Der nächste Schritt nach GIOVE-B wird der Start von vier operationellen Satelliten zur Validierung des Galileo-Weltraum- und des zugehörigen Bodensegments spätestens 2010 sein. Sobald diese Phase der orbitalen Validierung (IOV) abgeschlossen ist, werden die verbleibenden Satelliten gestartet und auf ihre Einsatzbahn gebracht, um die volle Betriebsbereitschaft (FOC) von 30 identischen Satelliten herzustellen.

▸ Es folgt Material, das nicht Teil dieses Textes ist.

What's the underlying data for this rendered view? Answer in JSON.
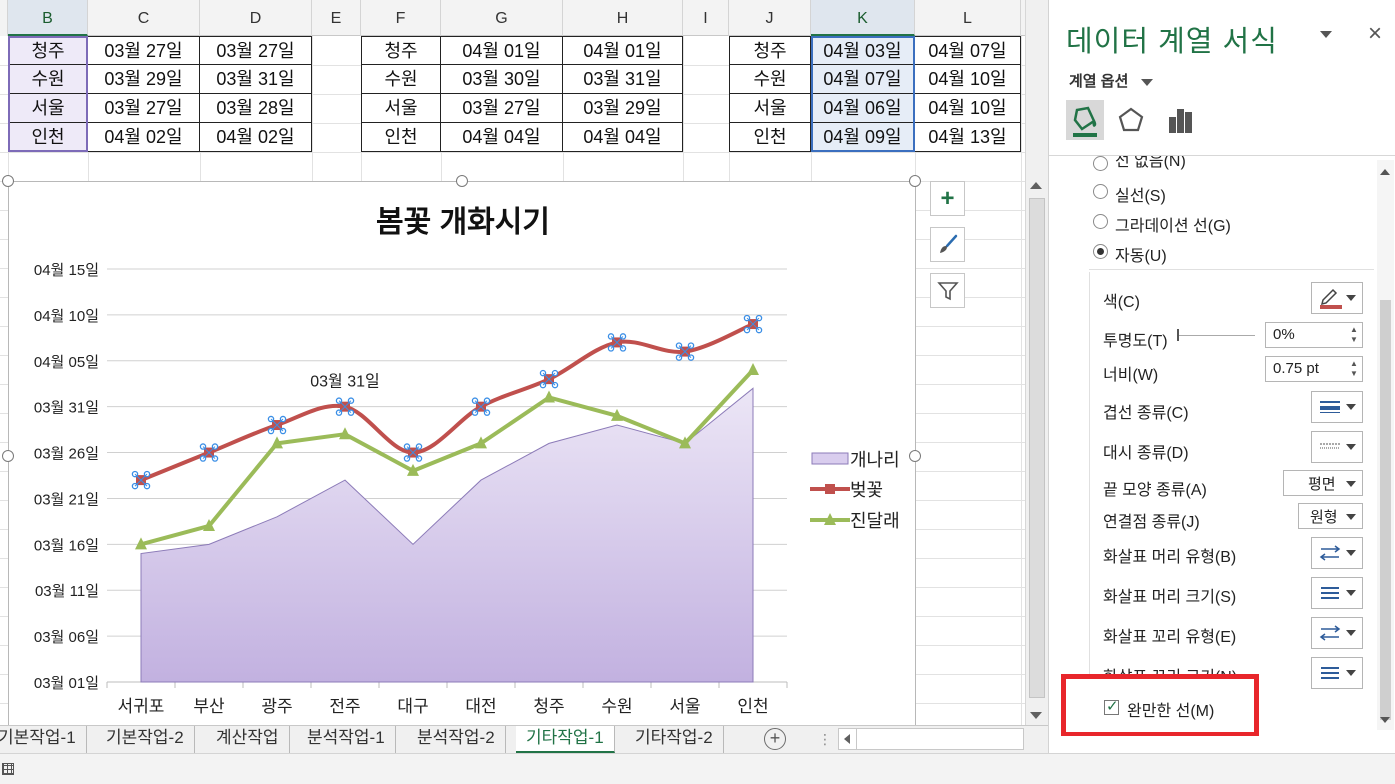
{
  "columns": [
    {
      "id": "B",
      "selected": true
    },
    {
      "id": "C",
      "selected": false
    },
    {
      "id": "D",
      "selected": false
    },
    {
      "id": "E",
      "selected": false
    },
    {
      "id": "F",
      "selected": false
    },
    {
      "id": "G",
      "selected": false
    },
    {
      "id": "H",
      "selected": false
    },
    {
      "id": "I",
      "selected": false
    },
    {
      "id": "J",
      "selected": false
    },
    {
      "id": "K",
      "selected": true
    },
    {
      "id": "L",
      "selected": false
    }
  ],
  "table1": [
    [
      "청주",
      "03월 27일",
      "03월 27일"
    ],
    [
      "수원",
      "03월 29일",
      "03월 31일"
    ],
    [
      "서울",
      "03월 27일",
      "03월 28일"
    ],
    [
      "인천",
      "04월 02일",
      "04월 02일"
    ]
  ],
  "table2": [
    [
      "청주",
      "04월 01일",
      "04월 01일"
    ],
    [
      "수원",
      "03월 30일",
      "03월 31일"
    ],
    [
      "서울",
      "03월 27일",
      "03월 29일"
    ],
    [
      "인천",
      "04월 04일",
      "04월 04일"
    ]
  ],
  "table3": [
    [
      "청주",
      "04월 03일",
      "04월 07일"
    ],
    [
      "수원",
      "04월 07일",
      "04월 10일"
    ],
    [
      "서울",
      "04월 06일",
      "04월 10일"
    ],
    [
      "인천",
      "04월 09일",
      "04월 13일"
    ]
  ],
  "chart_data": {
    "type": "line",
    "title": "봄꽃 개화시기",
    "categories": [
      "서귀포",
      "부산",
      "광주",
      "전주",
      "대구",
      "대전",
      "청주",
      "수원",
      "서울",
      "인천"
    ],
    "series": [
      {
        "name": "개나리",
        "kind": "area",
        "color": "#d9cdee",
        "values": [
          "03월 15일",
          "03월 16일",
          "03월 19일",
          "03월 23일",
          "03월 16일",
          "03월 23일",
          "03월 27일",
          "03월 29일",
          "03월 27일",
          "04월 02일"
        ]
      },
      {
        "name": "벚꽃",
        "kind": "line",
        "color": "#c0504d",
        "values": [
          "03월 23일",
          "03월 26일",
          "03월 29일",
          "03월 31일",
          "03월 26일",
          "03월 31일",
          "04월 03일",
          "04월 07일",
          "04월 06일",
          "04월 09일"
        ]
      },
      {
        "name": "진달래",
        "kind": "line",
        "color": "#9bbb59",
        "values": [
          "03월 16일",
          "03월 18일",
          "03월 27일",
          "03월 28일",
          "03월 24일",
          "03월 27일",
          "04월 01일",
          "03월 30일",
          "03월 27일",
          "04월 04일"
        ]
      }
    ],
    "y_ticks": [
      "03월 01일",
      "03월 06일",
      "03월 11일",
      "03월 16일",
      "03월 21일",
      "03월 26일",
      "03월 31일",
      "04월 05일",
      "04월 10일",
      "04월 15일"
    ],
    "y_tick_days": [
      0,
      5,
      10,
      15,
      20,
      25,
      30,
      35,
      40,
      45
    ],
    "ylim": [
      "03월 01일",
      "04월 15일"
    ],
    "data_label": {
      "series": "벚꽃",
      "category": "전주",
      "text": "03월 31일"
    },
    "legend": "right",
    "grid": true
  },
  "side_buttons": [
    {
      "icon": "plus-icon"
    },
    {
      "icon": "brush-icon"
    },
    {
      "icon": "filter-icon"
    }
  ],
  "sheet_tabs": [
    "기본작업-1",
    "기본작업-2",
    "계산작업",
    "분석작업-1",
    "분석작업-2",
    "기타작업-1",
    "기타작업-2"
  ],
  "active_tab": "기타작업-1",
  "pane": {
    "title": "데이터 계열 서식",
    "options_label": "계열 옵션",
    "tab_icons": [
      "fill-line-icon",
      "effects-icon",
      "series-options-icon"
    ],
    "radio_partial": "선 없음(N)",
    "radios": [
      {
        "label": "실선(S)",
        "checked": false
      },
      {
        "label": "그라데이션 선(G)",
        "checked": false
      },
      {
        "label": "자동(U)",
        "checked": true
      }
    ],
    "color_label": "색(C)",
    "transparency_label": "투명도(T)",
    "transparency_value": "0%",
    "width_label": "너비(W)",
    "width_value": "0.75 pt",
    "compound_label": "겹선 종류(C)",
    "dash_label": "대시 종류(D)",
    "cap_label": "끝 모양 종류(A)",
    "cap_value": "평면",
    "join_label": "연결점 종류(J)",
    "join_value": "원형",
    "begin_arrow_type_label": "화살표 머리 유형(B)",
    "begin_arrow_size_label": "화살표 머리 크기(S)",
    "end_arrow_type_label": "화살표 꼬리 유형(E)",
    "end_arrow_size_label": "화살표 꼬리 크기(N)",
    "smooth_label": "완만한 선(M)",
    "smooth_checked": true,
    "highlight_color": "#e8262b"
  }
}
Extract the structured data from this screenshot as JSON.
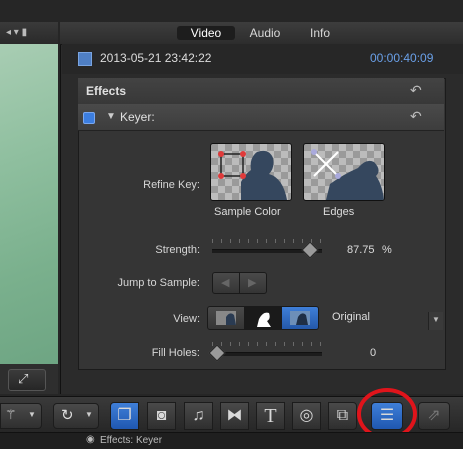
{
  "tabs": [
    "Video",
    "Audio",
    "Info"
  ],
  "clip": {
    "date": "2013-05-21 23:42:22",
    "timecode": "00:00:40:09"
  },
  "effects_panel": {
    "title": "Effects",
    "keyer_title": "Keyer:"
  },
  "refine_key": {
    "label": "Refine Key:",
    "sample_color": "Sample Color",
    "edges": "Edges"
  },
  "strength": {
    "label": "Strength:",
    "value": "87.75",
    "unit": "%",
    "fraction": 0.8775
  },
  "jump": {
    "label": "Jump to Sample:"
  },
  "view": {
    "label": "View:",
    "value": "Original"
  },
  "fill_holes": {
    "label": "Fill Holes:",
    "value": "0"
  },
  "bottom_tab": "Effects: Keyer",
  "colors": {
    "accent": "#3c7ee0",
    "timecode": "#6aa0e8",
    "highlight_circle": "#e0141b"
  }
}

„Mit dem Start von GIOVE-B stehen wir vor dem Abschluss der Demonstrationsphase für Galileo“, sagte ESA-Generaldirektor Jean-Jacques Dordain in Fucino, als er den Teams der ESA und der Industrie gratulierte. „Die enge Zusammenarbeit zwischen der ESA und der Europäischen Kommission war ausschlaggebend für unsere Fortschritte in dem schwierigen Umfeld der letzten Jahre. Trotz dieser Schwierigkeiten ist Galileo mit zwei Satelliten in der Umlaufbahn, erheblichen Fortschritten bei den nächsten vier (sie befinden sich bereits in der Konstruktionsphase) und einem voll qualifizierten EGNOS-Dienst* bereits Realität - alles im Dienste der Bürger in Europa und rund um die Welt. Die ESA wird in Kürze die Beschaffungen für die Gesamtkonstellation nach der IOV unter der Verantwortung der Europäischen Kommission einleiten.“
Mit Galileo erhält Europa sein eigenes globales Satellitennavigationssystem, dass unter ziviler Kontrolle steht und einen hochgenauen, garantierten globalen Ortungsdienst anbieten wird. Es wird mit den beiden anderen bestehenden weltweiten Satellitennavigationssystemen, dem Global Positioning System (GPS) der USA und dem russischen System GLONASS, verbundfähig sein. Galileo wird mit bis dato einzigartiger Integrität in Echtzeit Ortungssignale mit einer Genauigkeit von 1 Meter senden.
Für Galileo sind zahlreiche Anwendungen geplant, darunter die Ortung und hieraus abgeleitete Mehrwertdienste für den Straßen-, Schienen-, Luft- und Seetransport, die Fischerei und die Landwirtschaft, die Ölförderung, den Zivilschutz, das Bauwesen, öffentliche Bauarbeiten und die Telekommunikation.
* Hinweis für Redakteure: Der Europäische Geostationäre Navigationsüberlagerungsdienst (EGNOS) ist ein Gemeinschaftsprogramm der Europäischen Weltraumorganisation, der Europäischen Kommission und von Eurocontrol. Er umfasst ein Netz von mehr als vierzig Anlagen in ganz Europa, die Daten des amerikanischen GPS erfassen, speichern, berichtigen und verbessern. Die geänderten Signale werden anschließend über geostationäre Satelliten an die Nutzerterminals gesandt, was zu einer Ortungsgenauigkeit von unter 2 Metern führt, verglichen mit der ursprünglichen GPS-Genauigkeit von 15 bis 20 Metern. Außerdem bietet EGNOS im Gegensatz zum GPS eine Signalqualitätsgarantie.